In [83]:
import os
from pathlib import Path
import pandas as pd
import spacy
import re
import codecs

## Import text files

In [84]:
txt_data_path = os.path.join(Path().resolve().parent, "data", "text")

text_data = {}

for year in ["2013", "2017", "2021"]:
    text_data[year] = {}
    for party in ["spd", "fdp", "cdu", "afd", "gruene", "linke"]:
        filename = party + "_" + year + ".txt"
        file_path = os.path.join(txt_data_path, filename)

        # read txt
        in_file = codecs.open(file_path, "r", encoding="utf-8")
        text_data[year][party] = in_file.read()
        in_file.close()

## Clean Data
### General cleansing steps for all texts

In [85]:
for year in ["2013", "2017", "2021"]:
    for party in ["spd", "fdp", "cdu", "afd", "gruene", "linke"]:
        text_data[year][party] = text_data[year][party] \
        .replace("•", "") \
        .replace("-\\n", "") \
        .replace("\\t", "")
        # .replace("--", "") \
        # .replace("(cid:1)\\n", "") \
        
        # .replace("cid:1", "")
        # replace new lines with direct following characters
        text_data[year][party] = re.sub("\\n(.)", " \\1", text_data[year][party])

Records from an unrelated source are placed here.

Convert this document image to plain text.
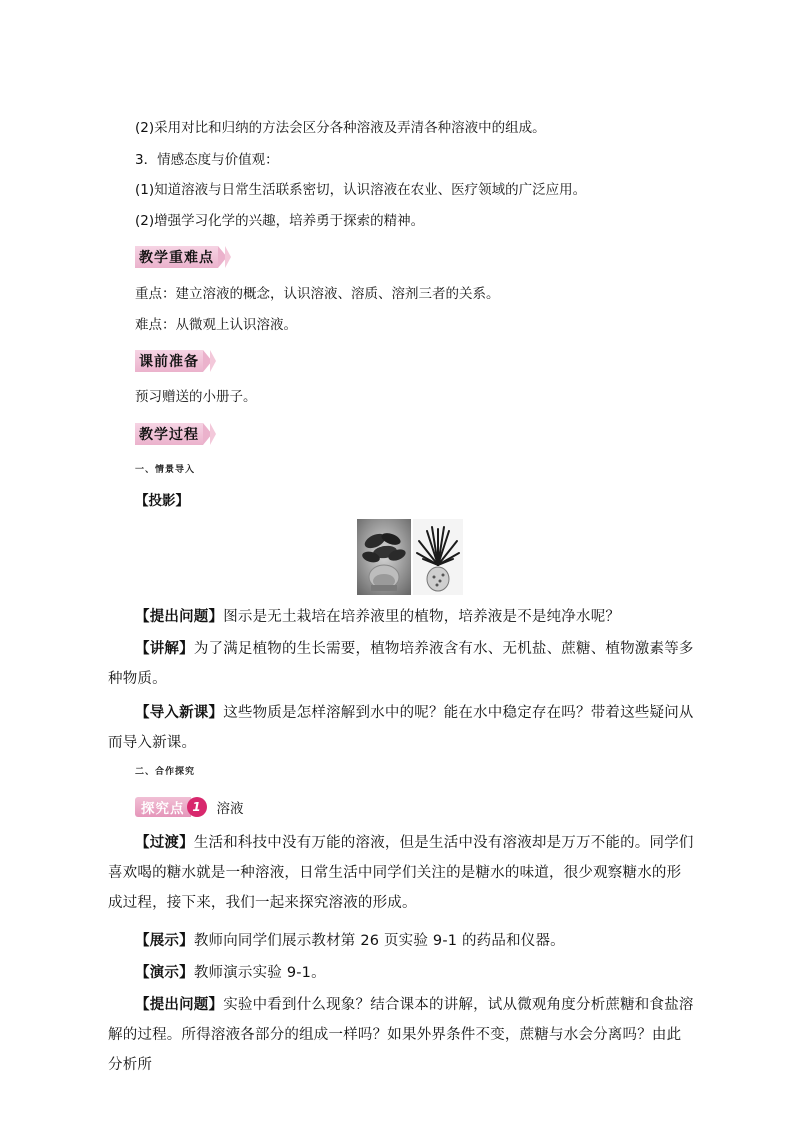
(2)采用对比和归纳的方法会区分各种溶液及弄清各种溶液中的组成。
3．情感态度与价值观：
(1)知道溶液与日常生活联系密切，认识溶液在农业、医疗领域的广泛应用。
(2)增强学习化学的兴趣，培养勇于探索的精神。
教学重难点
重点：建立溶液的概念，认识溶液、溶质、溶剂三者的关系。
难点：从微观上认识溶液。
课前准备
预习赠送的小册子。
教学过程
一、情景导入
【投影】
【提出问题】图示是无土栽培在培养液里的植物，培养液是不是纯净水呢？
【讲解】为了满足植物的生长需要，植物培养液含有水、无机盐、蔗糖、植物激素等多种物质。
【导入新课】这些物质是怎样溶解到水中的呢？能在水中稳定存在吗？带着这些疑问从而导入新课。
二、合作探究
探究点 1	溶液
【过渡】生活和科技中没有万能的溶液，但是生活中没有溶液却是万万不能的。同学们喜欢喝的糖水就是一种溶液，日常生活中同学们关注的是糖水的味道，很少观察糖水的形成过程，接下来，我们一起来探究溶液的形成。
【展示】教师向同学们展示教材第 26 页实验 9-1 的药品和仪器。
【演示】教师演示实验 9-1。
【提出问题】实验中看到什么现象？结合课本的讲解，试从微观角度分析蔗糖和食盐溶解的过程。所得溶液各部分的组成一样吗？如果外界条件不变，蔗糖与水会分离吗？由此分析所
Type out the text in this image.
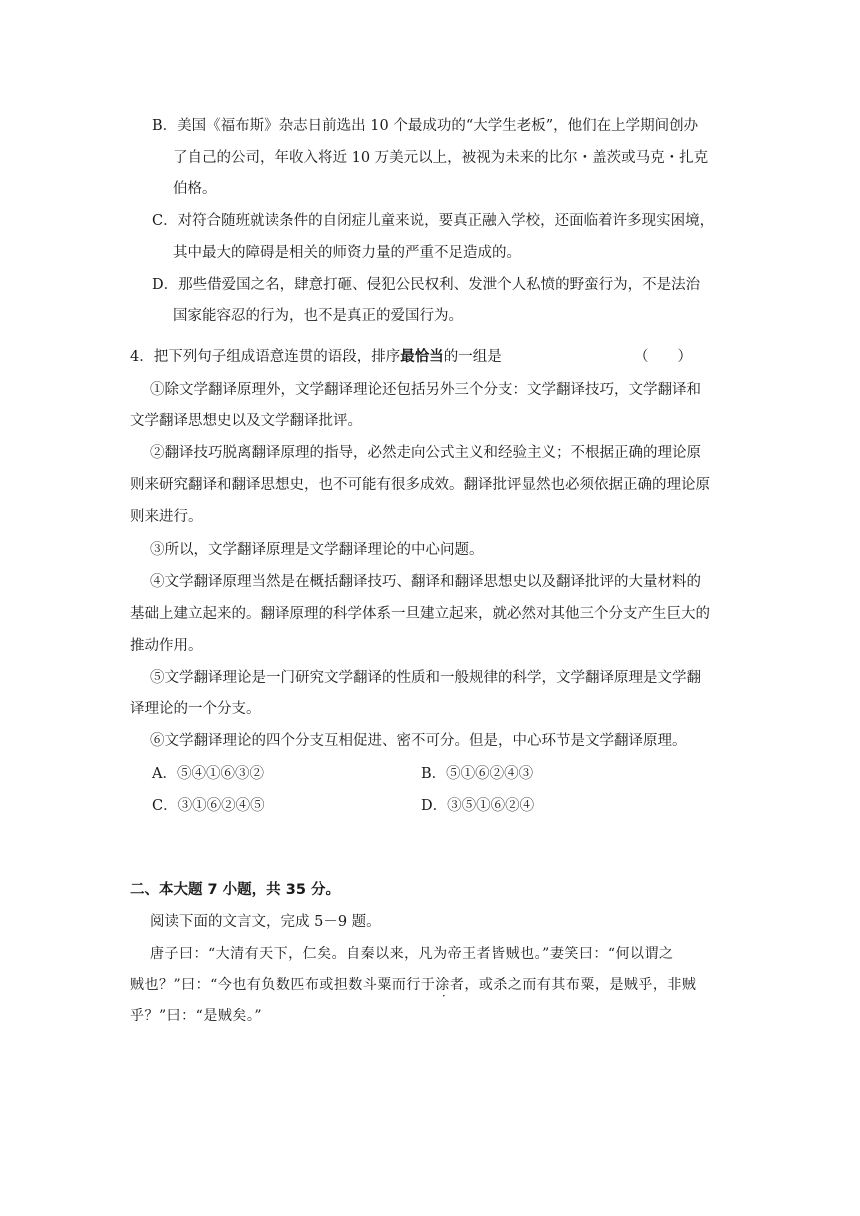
B．美国《福布斯》杂志日前选出 10 个最成功的“大学生老板”，他们在上学期间创办
了自己的公司，年收入将近 10 万美元以上，被视为未来的比尔・盖茨或马克・扎克
伯格。
C．对符合随班就读条件的自闭症儿童来说，要真正融入学校，还面临着许多现实困境，
其中最大的障碍是相关的师资力量的严重不足造成的。
D．那些借爱国之名，肆意打砸、侵犯公民权利、发泄个人私愤的野蛮行为，不是法治
国家能容忍的行为，也不是真正的爱国行为。
4．把下列句子组成语意连贯的语段，排序最恰当的一组是	（　　）
①除文学翻译原理外，文学翻译理论还包括另外三个分支：文学翻译技巧，文学翻译和
文学翻译思想史以及文学翻译批评。
②翻译技巧脱离翻译原理的指导，必然走向公式主义和经验主义；不根据正确的理论原
则来研究翻译和翻译思想史，也不可能有很多成效。翻译批评显然也必须依据正确的理论原
则来进行。
③所以，文学翻译原理是文学翻译理论的中心问题。
④文学翻译原理当然是在概括翻译技巧、翻译和翻译思想史以及翻译批评的大量材料的
基础上建立起来的。翻译原理的科学体系一旦建立起来，就必然对其他三个分支产生巨大的
推动作用。
⑤文学翻译理论是一门研究文学翻译的性质和一般规律的科学，文学翻译原理是文学翻
译理论的一个分支。
⑥文学翻译理论的四个分支互相促进、密不可分。但是，中心环节是文学翻译原理。
A．⑤④①⑥③②	B．⑤①⑥②④③
C．③①⑥②④⑤	D．③⑤①⑥②④
二、本大题 7 小题，共 35 分。
阅读下面的文言文，完成 5－9 题。
唐子曰：“大清有天下，仁矣。自秦以来，凡为帝王者皆贼也。”妻笑曰：“何以谓之
贼也？”曰：“今也有负数匹布或担数斗粟而行于涂者，或杀之而有其布粟，是贼乎，非贼
乎？”曰：“是贼矣。”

### Cleaning "Bündnis 90/ Die Grünen" (the Greens) texts

In [86]:
for year in ["2013", "2017", "2021"]:
    header_1 = "Bundestagswahlprogramm " + year + " BÜNDNIS 90/DIE GRÜNEN"
    header_2 = "Bundestagswahlprogramm " + year + " BÜNDNIS 90 / DIE GRÜNEN"
    text_data[year]["gruene"] = \
        text_data[year]["gruene"].replace(header_1, header_2)\
            .replace(header_2, "") 
text_data["2013"]["gruene"] = text_data["2013"]["gruene"].replace("Teilhaben. Einmischen. Zukunft schaffen.", "")
            

## Store cleaned data

In [87]:
txt_data_path = os.path.join(Path().resolve().parent, "data", "cleaned")

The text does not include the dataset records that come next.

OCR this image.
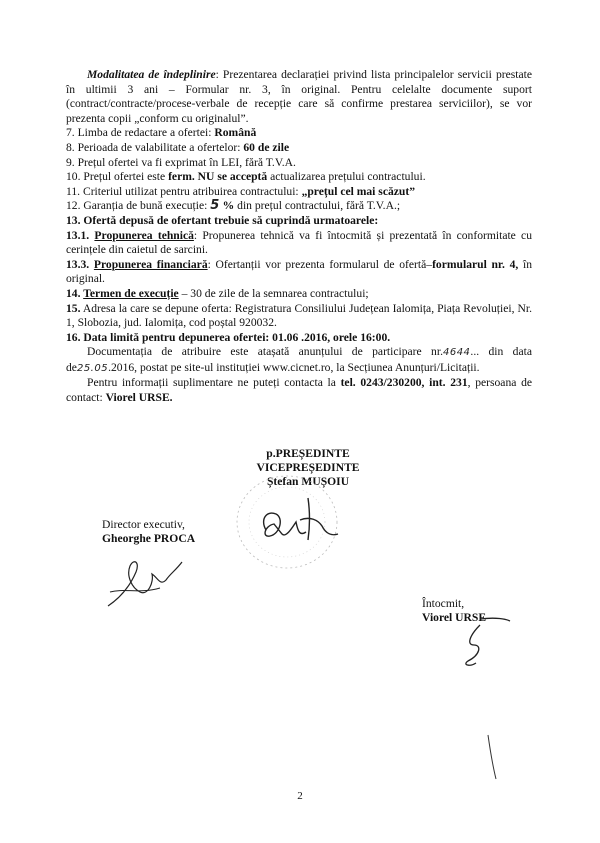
Modalitatea de îndeplinire: Prezentarea declarației privind lista principalelor servicii prestate în ultimii 3 ani – Formular nr. 3, în original. Pentru celelalte documente suport (contract/contracte/procese-verbale de recepție care să confirme prestarea serviciilor), se vor prezenta copii „conform cu originalul”.

7. Limba de redactare a ofertei: Română

8. Perioada de valabilitate a ofertelor: 60 de zile

9. Prețul ofertei va fi exprimat în LEI, fără T.V.A.

10. Prețul ofertei este ferm. NU se acceptă actualizarea prețului contractului.

11. Criteriul utilizat pentru atribuirea contractului: „prețul cel mai scăzut”

12. Garanția de bună execuție: 5 % din prețul contractului, fără T.V.A.;

13. Ofertă depusă de ofertant trebuie să cuprindă urmatoarele:

13.1. Propunerea tehnică: Propunerea tehnică va fi întocmită și prezentată în conformitate cu cerințele din caietul de sarcini.

13.3. Propunerea financiară: Ofertanții vor prezenta formularul de ofertă–formularul nr. 4, în original.

14. Termen de execuție – 30 de zile de la semnarea contractului;

15. Adresa la care se depune oferta: Registratura Consiliului Județean Ialomița, Piața Revoluției, Nr. 1, Slobozia, jud. Ialomița, cod poștal 920032.

16. Data limită pentru depunerea ofertei: 01.06 .2016, orele 16:00.

Documentația de atribuire este atașată anunțului de participare nr.4644... din data de25.05.2016, postat pe site-ul instituției www.cicnet.ro, la Secțiunea Anunțuri/Licitații.

Pentru informații suplimentare ne puteți contacta la tel. 0243/230200, int. 231, persoana de contact: Viorel URSE.

p.PREȘEDINTE
VICEPREȘEDINTE
Ștefan MUȘOIU
Director executiv,
Gheorghe PROCA
Întocmit,
Viorel URSE
2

for year in ["2013", "2017", "2021"]:
    for party in ["spd", "fdp", "cdu", "afd", "gruene", "linke"]:
        filename = party + "_" + year + ".txt"
        file_path = os.path.join(txt_data_path, filename)

        # write cleaned txt
        out_file = open(file_path, "w+", encoding="utf-8")
        out_file.write(text_data[year][party])
        out_file.close()